Car la barbouzerie n’a pas fini de se développer : "l’évolution chaotique de l’économie mondiale décuple les besoins opérationnels en information formulés par les entreprise" nous dit l’usine l’Usine nouvelle, façon langue de bois. C’est en fait la chanson de Bashung : la petite entreprise de l’IE a de l’avenir, c’est une évidence : plus la situation économique est instable et plus on va faire appel à elle pour survivre dans cette jungle devenue champ de bataille économique où tous les coups, et surtout les plus bas, deviennent permis. Retrouver les bijoux de Madoff, par exemple. Où les adresses où ils étaient adressés. Des profits gigantesques s’annoncent à l’horizon 2009, car la barbouzerie rapporte, et pas qu’un peu. "Selon Maurice Botbol, directeur d’Intelligence Online et éditeur du « Top 100 de l’intelligence économique », la référence des professionnels, « les vingt principaux cabinets français se partagent un marché de 80 millions d’euros de chiffre d’affaires », en croissance de 15 à 20 % par an. Sept cabinets réalisent 70 % de l’activité, avec un chiffre d’affaires moyen supérieur à 5 millions d’euros". Même propos sur la crise économique devenue un véritable pain béni pour les officines, chez un reconverti de la première heure : sortie de chez Pernod-Ricard comme son maître "Charly" Pasqua, devenu depuis consultant économique, j’ai nommé Alain Juillet. . "Hard Times", comme dit la chanson. Mais pas pour tout le monde. La société de la peur, en ce moment, celle de tout perdre, amène tous les excès totalitaires imaginables.

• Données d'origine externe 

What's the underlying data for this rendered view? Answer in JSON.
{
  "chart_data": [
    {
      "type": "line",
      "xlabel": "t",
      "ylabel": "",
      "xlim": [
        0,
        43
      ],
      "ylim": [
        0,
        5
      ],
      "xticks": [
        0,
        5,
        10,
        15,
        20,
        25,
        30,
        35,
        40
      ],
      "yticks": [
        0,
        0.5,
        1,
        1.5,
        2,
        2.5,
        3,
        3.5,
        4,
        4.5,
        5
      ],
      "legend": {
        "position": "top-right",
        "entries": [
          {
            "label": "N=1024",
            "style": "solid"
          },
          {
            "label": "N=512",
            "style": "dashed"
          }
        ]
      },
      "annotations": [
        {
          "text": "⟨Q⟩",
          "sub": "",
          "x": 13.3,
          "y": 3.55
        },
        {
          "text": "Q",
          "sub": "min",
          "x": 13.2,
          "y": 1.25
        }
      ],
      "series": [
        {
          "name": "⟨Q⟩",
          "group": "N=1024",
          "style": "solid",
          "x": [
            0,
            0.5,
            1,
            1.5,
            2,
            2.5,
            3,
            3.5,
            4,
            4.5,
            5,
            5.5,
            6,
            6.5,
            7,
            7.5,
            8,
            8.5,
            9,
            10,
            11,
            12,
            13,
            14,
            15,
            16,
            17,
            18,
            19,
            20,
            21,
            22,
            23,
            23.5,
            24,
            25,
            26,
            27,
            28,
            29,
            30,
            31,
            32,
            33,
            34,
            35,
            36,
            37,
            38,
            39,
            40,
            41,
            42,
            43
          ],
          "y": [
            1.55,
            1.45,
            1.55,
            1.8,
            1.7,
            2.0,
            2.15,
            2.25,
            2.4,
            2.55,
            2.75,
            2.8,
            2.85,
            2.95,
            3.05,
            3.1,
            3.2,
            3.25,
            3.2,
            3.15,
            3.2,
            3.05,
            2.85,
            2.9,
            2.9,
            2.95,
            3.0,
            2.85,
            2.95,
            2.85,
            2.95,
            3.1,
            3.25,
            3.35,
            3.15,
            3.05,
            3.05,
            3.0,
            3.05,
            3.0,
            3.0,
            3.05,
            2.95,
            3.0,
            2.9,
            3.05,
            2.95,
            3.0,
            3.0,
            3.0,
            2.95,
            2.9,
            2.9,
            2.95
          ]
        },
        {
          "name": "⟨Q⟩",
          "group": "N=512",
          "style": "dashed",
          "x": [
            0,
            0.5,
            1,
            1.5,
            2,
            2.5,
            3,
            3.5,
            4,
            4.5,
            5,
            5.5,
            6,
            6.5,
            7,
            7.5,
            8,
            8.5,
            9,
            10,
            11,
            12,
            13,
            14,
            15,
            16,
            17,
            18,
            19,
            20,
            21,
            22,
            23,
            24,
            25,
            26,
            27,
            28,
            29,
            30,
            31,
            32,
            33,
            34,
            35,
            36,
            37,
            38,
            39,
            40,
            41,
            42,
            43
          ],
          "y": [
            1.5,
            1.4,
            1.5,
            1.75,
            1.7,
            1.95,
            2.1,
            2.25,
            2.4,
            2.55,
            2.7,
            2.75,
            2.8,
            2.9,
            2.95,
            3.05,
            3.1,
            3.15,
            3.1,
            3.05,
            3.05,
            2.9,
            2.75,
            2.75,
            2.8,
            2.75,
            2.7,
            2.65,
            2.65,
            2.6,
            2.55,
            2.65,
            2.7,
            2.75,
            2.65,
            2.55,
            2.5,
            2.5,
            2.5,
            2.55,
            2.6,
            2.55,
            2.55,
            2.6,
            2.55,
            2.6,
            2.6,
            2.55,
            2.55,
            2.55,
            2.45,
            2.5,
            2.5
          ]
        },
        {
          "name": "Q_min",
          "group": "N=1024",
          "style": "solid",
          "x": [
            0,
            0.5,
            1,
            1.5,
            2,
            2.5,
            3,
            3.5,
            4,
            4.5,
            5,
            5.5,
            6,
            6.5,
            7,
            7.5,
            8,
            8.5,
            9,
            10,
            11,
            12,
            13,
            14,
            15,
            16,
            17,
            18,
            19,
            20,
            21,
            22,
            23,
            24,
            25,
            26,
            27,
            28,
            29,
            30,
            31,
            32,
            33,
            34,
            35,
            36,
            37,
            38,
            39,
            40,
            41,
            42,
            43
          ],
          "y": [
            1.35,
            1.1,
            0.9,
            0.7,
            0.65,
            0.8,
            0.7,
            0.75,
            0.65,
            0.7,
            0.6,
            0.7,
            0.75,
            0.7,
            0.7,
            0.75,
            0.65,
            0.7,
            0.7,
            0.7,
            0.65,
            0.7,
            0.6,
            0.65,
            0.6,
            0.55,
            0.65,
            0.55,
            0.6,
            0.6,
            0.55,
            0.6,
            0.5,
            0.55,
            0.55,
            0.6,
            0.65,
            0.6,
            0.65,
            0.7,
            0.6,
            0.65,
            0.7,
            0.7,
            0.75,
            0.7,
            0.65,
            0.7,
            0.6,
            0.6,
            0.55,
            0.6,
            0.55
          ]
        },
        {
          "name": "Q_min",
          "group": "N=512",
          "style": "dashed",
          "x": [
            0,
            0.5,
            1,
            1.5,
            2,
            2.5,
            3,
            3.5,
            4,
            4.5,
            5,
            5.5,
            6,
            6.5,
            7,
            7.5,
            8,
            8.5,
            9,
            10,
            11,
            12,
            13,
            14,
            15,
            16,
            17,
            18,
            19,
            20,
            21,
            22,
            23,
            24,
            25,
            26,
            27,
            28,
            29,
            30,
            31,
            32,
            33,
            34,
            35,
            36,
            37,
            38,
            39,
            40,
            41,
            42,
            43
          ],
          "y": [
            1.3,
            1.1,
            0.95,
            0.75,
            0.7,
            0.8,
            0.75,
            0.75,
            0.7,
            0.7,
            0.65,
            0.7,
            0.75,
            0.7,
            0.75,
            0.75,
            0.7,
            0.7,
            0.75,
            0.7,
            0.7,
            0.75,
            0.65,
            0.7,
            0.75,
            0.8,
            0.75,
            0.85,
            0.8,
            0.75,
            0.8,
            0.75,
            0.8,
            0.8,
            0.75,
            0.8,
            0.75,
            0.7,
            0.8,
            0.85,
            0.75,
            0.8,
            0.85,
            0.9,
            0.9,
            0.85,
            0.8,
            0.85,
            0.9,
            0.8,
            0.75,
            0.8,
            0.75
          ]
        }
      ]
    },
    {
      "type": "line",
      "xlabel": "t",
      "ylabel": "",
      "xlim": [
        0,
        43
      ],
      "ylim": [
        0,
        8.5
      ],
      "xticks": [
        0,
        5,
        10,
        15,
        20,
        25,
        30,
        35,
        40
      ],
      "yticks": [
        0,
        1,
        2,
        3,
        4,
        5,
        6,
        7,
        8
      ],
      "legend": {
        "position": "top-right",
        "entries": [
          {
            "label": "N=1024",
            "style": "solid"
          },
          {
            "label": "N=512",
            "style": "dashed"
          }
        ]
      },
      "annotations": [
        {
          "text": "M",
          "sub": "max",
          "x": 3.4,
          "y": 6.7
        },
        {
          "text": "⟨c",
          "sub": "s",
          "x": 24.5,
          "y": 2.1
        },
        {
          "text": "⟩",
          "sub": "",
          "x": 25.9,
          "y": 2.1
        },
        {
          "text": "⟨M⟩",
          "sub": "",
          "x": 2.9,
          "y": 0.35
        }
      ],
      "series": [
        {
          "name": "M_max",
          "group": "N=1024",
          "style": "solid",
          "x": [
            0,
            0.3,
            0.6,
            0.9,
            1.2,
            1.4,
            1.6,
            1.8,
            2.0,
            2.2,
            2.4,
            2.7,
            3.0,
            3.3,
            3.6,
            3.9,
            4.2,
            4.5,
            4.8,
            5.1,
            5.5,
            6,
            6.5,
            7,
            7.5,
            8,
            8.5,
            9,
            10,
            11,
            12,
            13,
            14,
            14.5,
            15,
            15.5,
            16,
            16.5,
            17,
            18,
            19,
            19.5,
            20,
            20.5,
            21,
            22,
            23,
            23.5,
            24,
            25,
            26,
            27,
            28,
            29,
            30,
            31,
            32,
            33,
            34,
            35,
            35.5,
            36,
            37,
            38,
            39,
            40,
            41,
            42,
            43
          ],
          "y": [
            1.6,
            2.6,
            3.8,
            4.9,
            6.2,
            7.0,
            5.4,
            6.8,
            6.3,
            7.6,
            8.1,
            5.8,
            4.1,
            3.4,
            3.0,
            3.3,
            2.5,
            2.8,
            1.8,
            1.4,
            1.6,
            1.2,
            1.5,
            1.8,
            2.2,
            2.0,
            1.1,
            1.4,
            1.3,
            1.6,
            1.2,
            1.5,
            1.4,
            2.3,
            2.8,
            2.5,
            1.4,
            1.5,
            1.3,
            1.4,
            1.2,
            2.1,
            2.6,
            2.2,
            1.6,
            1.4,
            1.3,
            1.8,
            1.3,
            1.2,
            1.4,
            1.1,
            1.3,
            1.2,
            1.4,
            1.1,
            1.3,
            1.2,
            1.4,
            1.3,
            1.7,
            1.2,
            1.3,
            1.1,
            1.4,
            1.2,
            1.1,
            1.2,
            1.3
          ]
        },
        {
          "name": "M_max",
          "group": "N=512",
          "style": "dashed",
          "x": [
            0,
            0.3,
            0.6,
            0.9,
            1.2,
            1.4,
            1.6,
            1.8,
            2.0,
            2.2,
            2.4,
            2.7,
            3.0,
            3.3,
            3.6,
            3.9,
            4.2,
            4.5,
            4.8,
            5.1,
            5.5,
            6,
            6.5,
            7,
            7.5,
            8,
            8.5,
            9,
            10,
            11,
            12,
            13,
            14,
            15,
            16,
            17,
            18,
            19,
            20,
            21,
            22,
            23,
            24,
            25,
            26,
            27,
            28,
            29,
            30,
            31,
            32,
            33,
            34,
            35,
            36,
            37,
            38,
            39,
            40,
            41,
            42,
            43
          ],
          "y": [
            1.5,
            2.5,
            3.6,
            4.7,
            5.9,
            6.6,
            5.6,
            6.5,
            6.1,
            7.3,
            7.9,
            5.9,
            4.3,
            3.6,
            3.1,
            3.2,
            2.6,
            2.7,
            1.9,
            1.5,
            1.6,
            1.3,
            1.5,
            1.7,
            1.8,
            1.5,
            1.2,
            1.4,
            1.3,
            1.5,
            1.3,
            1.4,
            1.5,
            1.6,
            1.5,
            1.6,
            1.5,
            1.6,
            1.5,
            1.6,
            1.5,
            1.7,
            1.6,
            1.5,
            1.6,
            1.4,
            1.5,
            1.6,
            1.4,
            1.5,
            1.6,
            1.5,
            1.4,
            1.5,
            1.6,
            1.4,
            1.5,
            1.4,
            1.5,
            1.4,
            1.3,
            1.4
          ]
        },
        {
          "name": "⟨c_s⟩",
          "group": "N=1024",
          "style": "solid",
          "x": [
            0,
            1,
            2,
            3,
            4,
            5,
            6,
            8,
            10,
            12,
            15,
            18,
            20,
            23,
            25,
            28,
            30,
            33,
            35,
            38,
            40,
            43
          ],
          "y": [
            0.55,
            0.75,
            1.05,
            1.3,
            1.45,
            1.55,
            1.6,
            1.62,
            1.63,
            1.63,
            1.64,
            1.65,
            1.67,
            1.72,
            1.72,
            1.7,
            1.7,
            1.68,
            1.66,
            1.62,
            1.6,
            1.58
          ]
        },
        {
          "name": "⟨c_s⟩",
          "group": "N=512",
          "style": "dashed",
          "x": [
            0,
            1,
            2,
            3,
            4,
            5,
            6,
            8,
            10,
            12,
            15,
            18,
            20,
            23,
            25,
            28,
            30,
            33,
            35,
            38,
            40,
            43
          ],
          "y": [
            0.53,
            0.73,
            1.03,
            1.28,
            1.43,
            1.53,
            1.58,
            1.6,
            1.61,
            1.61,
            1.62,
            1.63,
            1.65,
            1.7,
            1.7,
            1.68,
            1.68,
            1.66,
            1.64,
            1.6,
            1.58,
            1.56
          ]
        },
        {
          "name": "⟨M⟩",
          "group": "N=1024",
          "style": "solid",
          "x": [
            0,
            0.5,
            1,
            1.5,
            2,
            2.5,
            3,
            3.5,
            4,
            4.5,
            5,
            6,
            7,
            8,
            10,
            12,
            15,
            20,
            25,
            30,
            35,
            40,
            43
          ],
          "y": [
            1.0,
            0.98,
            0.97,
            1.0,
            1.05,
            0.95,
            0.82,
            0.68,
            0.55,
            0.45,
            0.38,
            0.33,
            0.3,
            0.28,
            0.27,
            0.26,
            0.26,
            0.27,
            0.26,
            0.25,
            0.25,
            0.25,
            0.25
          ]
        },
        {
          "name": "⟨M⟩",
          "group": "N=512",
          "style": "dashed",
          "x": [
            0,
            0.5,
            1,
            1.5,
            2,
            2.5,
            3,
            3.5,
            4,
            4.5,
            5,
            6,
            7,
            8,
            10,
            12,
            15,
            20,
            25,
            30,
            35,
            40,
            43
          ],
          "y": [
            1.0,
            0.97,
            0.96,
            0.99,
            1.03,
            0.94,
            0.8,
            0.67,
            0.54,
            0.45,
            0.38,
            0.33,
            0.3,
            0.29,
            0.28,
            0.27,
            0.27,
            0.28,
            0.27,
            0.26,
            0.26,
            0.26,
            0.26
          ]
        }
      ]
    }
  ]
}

Bref, chez les barbouzes, c’est simple, on ne connaît pas la crise... bien au contraire ! On proposait pourtant de les contrôler davantage cette année, tiens, au fait. M’est comme d’avis que ça va plonger aux oubliettes, ce vœu pieux signé Miss Homeland Security...plus à même (à MAM ?) de débusquer des étudiants attardés comme étant d’horribles terroristes que de tenter de retrouver les millions perdus dans les marchés publics de Neuilly. Tout en prêtant une oreille fort attentive aux écoutes, qui n’ont jamais été aussi nombreuses en France.. mais ce doit être un hasard, bien... entendu.